## Vector Autoregressions (VAR)

This notebook will demonstrate how to estimate a vector autoregression. These models have become extremely common in both finance and macroeconomics. They are flexible, low-cost in terms of estimating, and are designed to better help you understand the time series properties of your variables.

In [None]:
import Haver
import matplotlib.pyplot as plt
%matplotlib inline
import numpy as np
import pandas as pd
import statsmodels.api as sm
from statsmodels.tsa.api import VAR
from statsmodels.tsa.base.datetools import dates_from_str

As a reminder make sure your Haver path is set to whichever Haver database you are working with. 

In [None]:
Haver.path()

In [None]:
Haver.path('c:\DLX\dat')

In [None]:
Haver.path()

Lets query the US1PLUS Haver database for the U.S. CPI and PPI indices. Remeber to set dates=True to ensure proper indexation with pandas.

In [None]:
df=Haver.data(['pcu','pa'], 'us1plus', dates=True)



In [None]:
df=df.dropna()

In [None]:
df.head()

In [None]:
df.tail()

It is always a good idea to quickly take a look at your data.

In [None]:
fig = plt.figure(figsize=(20,12))
fig= plt.plot(df, label=['CPI', 'PPI'])
plt.xlabel("Date")
plt.ylabel("YOY % Change")
plt.title('Annual Inflation Rates for U.S. CPI and PPI')
plt.legend(['CPI','PPI'], fontsize="20")
plt.show()

We are often interested in working with inflation rather than the price level. We can take the log and then difference the data year-over-year to end up with an inflation number we are use to working with.

In [None]:
ddf = np.log(df).diff(12).dropna()

In [None]:
fig = plt.figure(figsize=(20,12))
fig= plt.plot(ddf, label=['CPI', 'PPI'])
plt.xlabel("Date")
plt.ylabel("YOY % Change")
plt.title('Annual Inflation Rates for U.S. CPI and PPI')
plt.legend(['CPI','PPI'], fontsize="20")
plt.show()

Estimating a vector autoregression is pretty simple in Python. the VAR command will create the model and the fit command will perform the estimation. 

In [None]:
model = VAR(ddf)
results = model.fit(2)
results.summary()

In [None]:
x=results.plot()

In [None]:
x=results.plot_acorr()

Lag selection in a VAR can be automated using information criteria such as AIC or BIC. You can choose the max number of lags you will allow and the information criteria of your choice.
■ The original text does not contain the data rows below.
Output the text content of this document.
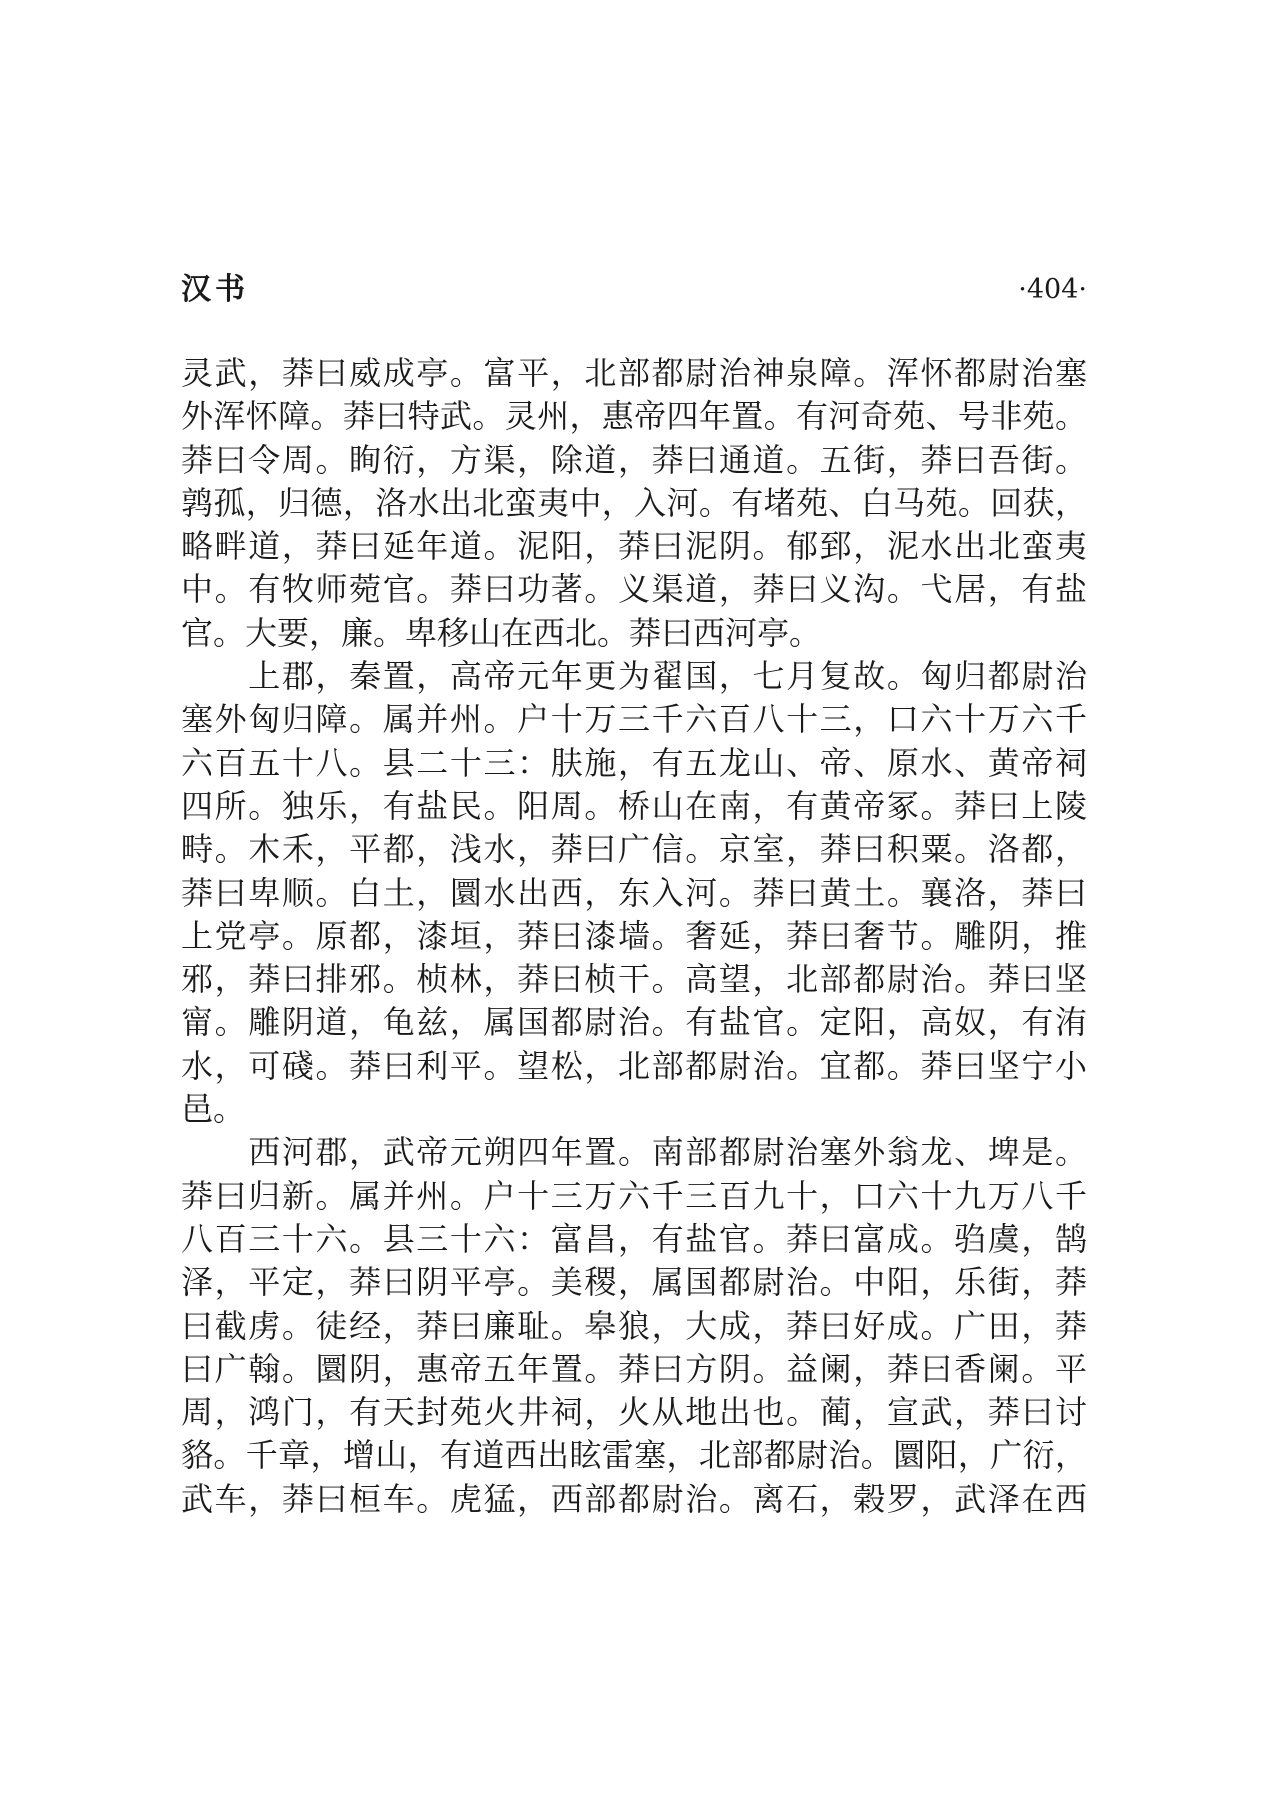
汉书	·404·
灵武，莽曰威成亭。富平，北部都尉治神泉障。浑怀都尉治塞
外浑怀障。莽曰特武。灵州，惠帝四年置。有河奇苑、号非苑。
莽曰令周。眴衍，方渠，除道，莽曰通道。五街，莽曰吾街。
鹑孤，归德，洛水出北蛮夷中，入河。有堵苑、白马苑。回获，
略畔道，莽曰延年道。泥阳，莽曰泥阴。郁郅，泥水出北蛮夷
中。有牧师菀官。莽曰功著。义渠道，莽曰义沟。弋居，有盐
官。大要，廉。卑移山在西北。莽曰西河亭。
　　上郡，秦置，高帝元年更为翟国，七月复故。匈归都尉治
塞外匈归障。属并州。户十万三千六百八十三，口六十万六千
六百五十八。县二十三：肤施，有五龙山、帝、原水、黄帝祠
四所。独乐，有盐民。阳周。桥山在南，有黄帝冢。莽曰上陵
畤。木禾，平都，浅水，莽曰广信。京室，莽曰积粟。洛都，
莽曰卑顺。白土，圜水出西，东入河。莽曰黄土。襄洛，莽曰
上党亭。原都，漆垣，莽曰漆墙。奢延，莽曰奢节。雕阴，推
邪，莽曰排邪。桢林，莽曰桢干。高望，北部都尉治。莽曰坚
甯。雕阴道，龟兹，属国都尉治。有盐官。定阳，高奴，有洧
水，可碊。莽曰利平。望松，北部都尉治。宜都。莽曰坚宁小
邑。
　　西河郡，武帝元朔四年置。南部都尉治塞外翁龙、埤是。
莽曰归新。属并州。户十三万六千三百九十，口六十九万八千
八百三十六。县三十六：富昌，有盐官。莽曰富成。驺虞，鹄
泽，平定，莽曰阴平亭。美稷，属国都尉治。中阳，乐街，莽
曰截虏。徒经，莽曰廉耻。皋狼，大成，莽曰好成。广田，莽
曰广翰。圜阴，惠帝五年置。莽曰方阴。益阑，莽曰香阑。平
周，鸿门，有天封苑火井祠，火从地出也。蔺，宣武，莽曰讨
貉。千章，增山，有道西出眩雷塞，北部都尉治。圜阳，广衍，
武车，莽曰桓车。虎猛，西部都尉治。离石，榖罗，武泽在西
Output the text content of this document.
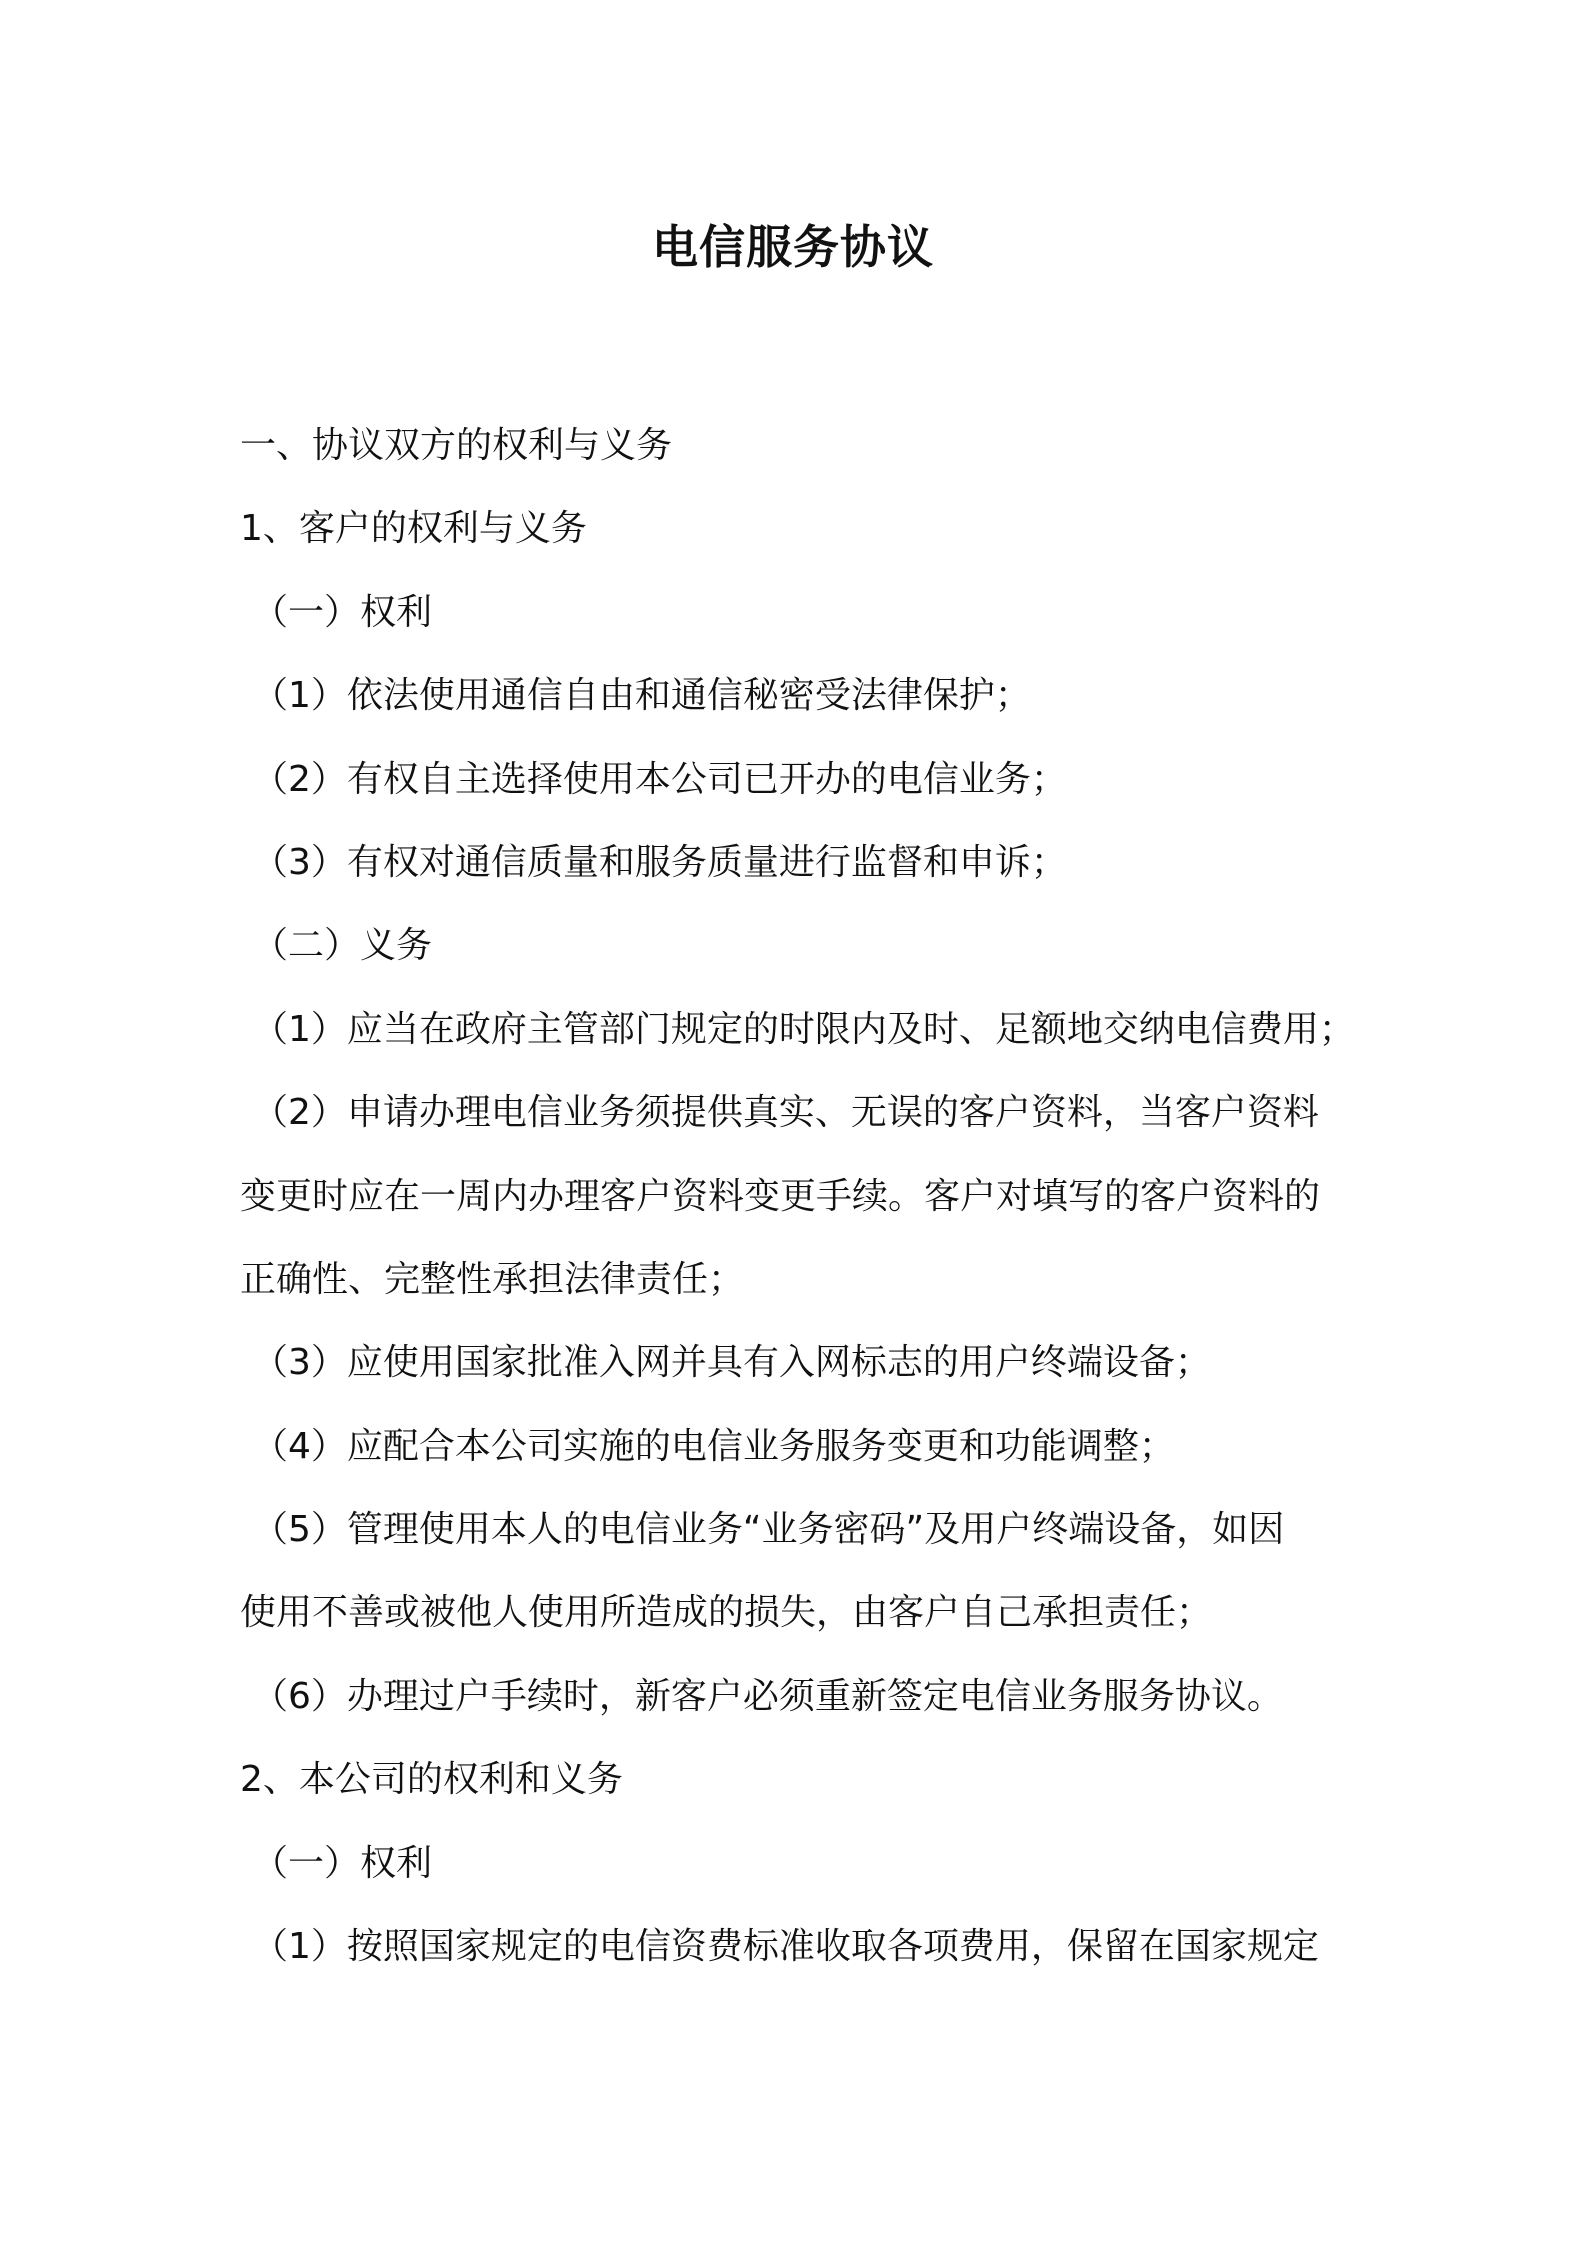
电信服务协议
一、协议双方的权利与义务
1、客户的权利与义务
（一）权利
（1）依法使用通信自由和通信秘密受法律保护；
（2）有权自主选择使用本公司已开办的电信业务；
（3）有权对通信质量和服务质量进行监督和申诉；
（二）义务
（1）应当在政府主管部门规定的时限内及时、足额地交纳电信费用；
（2）申请办理电信业务须提供真实、无误的客户资料，当客户资料
变更时应在一周内办理客户资料变更手续。客户对填写的客户资料的
正确性、完整性承担法律责任；
（3）应使用国家批准入网并具有入网标志的用户终端设备；
（4）应配合本公司实施的电信业务服务变更和功能调整；
（5）管理使用本人的电信业务“业务密码”及用户终端设备，如因
使用不善或被他人使用所造成的损失，由客户自己承担责任；
（6）办理过户手续时，新客户必须重新签定电信业务服务协议。
2、本公司的权利和义务
（一）权利
（1）按照国家规定的电信资费标准收取各项费用，保留在国家规定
Remember that VARs use up degrees of freedom quickly so be conscious of your lag length.

In [None]:
results = model.fit(maxlags=20, ic='aic')

In [None]:
results.summary()

Vector autoregressions are widely used for forecasting. They have performed as well as structural equations and other types of forecasting models. 

In [None]:
lag_order= results.k_ar
forecast=results.forecast(ddf.values[-lag_order:], 12)
forecast= pd.DataFrame(forecast, columns=['CPI', 'PPI'])
forecast

In [None]:
plt.plot(forecast)

In [None]:
x=results.plot_forecast(12)

Impulse response functions allow you to shock the error term of one equation and see how that 1 standard deviation shock effects the other variables in system. It is based on the estimated coefficients from the underlying VAR model. 

In [None]:
irf = results.irf(10)

In [None]:
x=irf.plot(orth=False)

In [None]:
x=irf.plot(impulse='pa')

You can also perform an impulse response and calculate the cumulative effect of the 1 SD shock over a given set of periods.

In [None]:
x=irf.plot_cum_effects(orth=False)

Granger causality tests statistically test whether lags of one variable have any incremental explanatory power on the other variable(s). Don't let the name fool you. This is not a test of causation. 

In [None]:
granger=results.test_causality('pcu', ['pa'], kind='f')

In [None]:
print(granger)

In [None]:
granger=results.test_causality('pa', ['pcu'], kind='f')

In [None]:
print(granger)